Plan number “one,’ or what we’re calling “Brooklyn Comes to Rockland Plan” includes a team of Douglas Elliman, Sunia Homes, and New Valley Realty. Calling their plan “a haven for a generation of thinkers, creators, engineers and artists,” the team envisions an updated hotel/conference center, world-class spa, a restaurant with biodynamic gardens, spaces for makers, 50,000-square feet of photo and film studios, test kitchens and co-working. The group emphasizes an environmentally-driven project utilizing solar arrays, water reclamation, and biodynamic farming.
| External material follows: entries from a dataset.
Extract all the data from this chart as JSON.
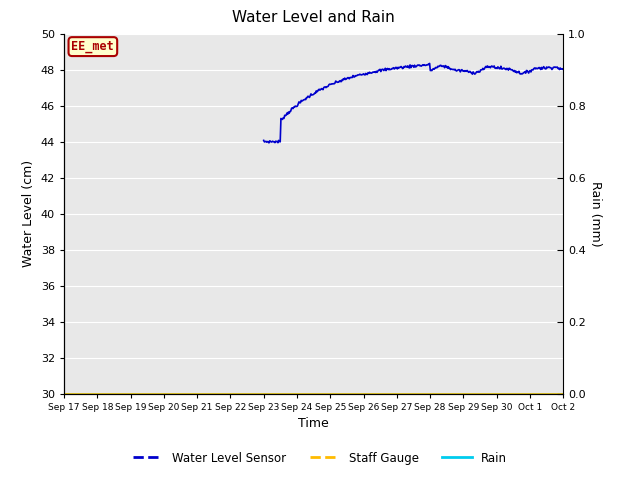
{
  "title": "Water Level and Rain",
  "ylabel_left": "Water Level (cm)",
  "ylabel_right": "Rain (mm)",
  "xlabel": "Time",
  "ylim_left": [
    30,
    50
  ],
  "ylim_right": [
    0.0,
    1.0
  ],
  "yticks_left": [
    30,
    32,
    34,
    36,
    38,
    40,
    42,
    44,
    46,
    48,
    50
  ],
  "yticks_right": [
    0.0,
    0.2,
    0.4,
    0.6,
    0.8,
    1.0
  ],
  "xtick_labels": [
    "Sep 17",
    "Sep 18",
    "Sep 19",
    "Sep 20",
    "Sep 21",
    "Sep 22",
    "Sep 23",
    "Sep 24",
    "Sep 25",
    "Sep 26",
    "Sep 27",
    "Sep 28",
    "Sep 29",
    "Sep 30",
    "Oct 1",
    "Oct 2"
  ],
  "water_level_color": "#0000cc",
  "staff_gauge_color": "#ffbb00",
  "rain_color": "#00ccee",
  "background_color": "#e8e8e8",
  "fig_background": "#ffffff",
  "annotation_text": "EE_met",
  "annotation_bg": "#ffffcc",
  "annotation_border": "#aa0000",
  "annotation_text_color": "#aa0000",
  "legend_entries": [
    "Water Level Sensor",
    "Staff Gauge",
    "Rain"
  ],
  "grid_color": "#ffffff"
}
The plan includes between 20 to 30 townhomes in the project’s first phase, and another similar amount for a second phase.

Explaining its plan will include textile and technology workshops, catering kitchens, and business incubators, the team called the concept a place “to learn, teach and communicate.”

Architect Rick Cook, of Cook Fox Architects, and a Palisades resident, said the property should have the “right use.” Cook was in part referring to the town’s stated desire to keep the property on the tax rolls – an issue that is of great concern because several large parcels in Rockland County have been sold to nonprofits and taken off the rolls.

Cook, teaming with Jeffrey Goldberger of Atlas Capital Group, has named the project “Birch Brook Studios,” an homage to the property’s original iteration as Birch Brook Camp, when it was bought by IBM and designed by world-class architect Aldo Giurgola.

“The single best use for the tax base and for preservation is “content creation and studios,” said Cook. The plan outlines nearly 1 million square feet of space utilizing 450,000 square feet of existing space and adding 550,000 square feet for sound stages and film production. The new buildings would be constructed in the large parking lots, while a portion of the hotel would be repurposed into apartments. The plan also calls for 24 lots of modern single-family homes or alternatives with much denser townhome and apartment proposals.

Several of the Palisades residents who gave testimony emphasized the need to keep the enclave rural and bucolic, yet at the same time they threw their support for “plan two”, which would entail a large studio operation.

“We love Palisades for its bucolic nature, its history,” said Palisades resident Rich Ellis. “Actors and actresses are a big part of the town. It makes sense to bring that back home. Filming and production create jobs. It’s something special.”

Lisa Smolan, a Palisades resident and a hospitality consultant, said the town board should consider combining elements from plans one and two.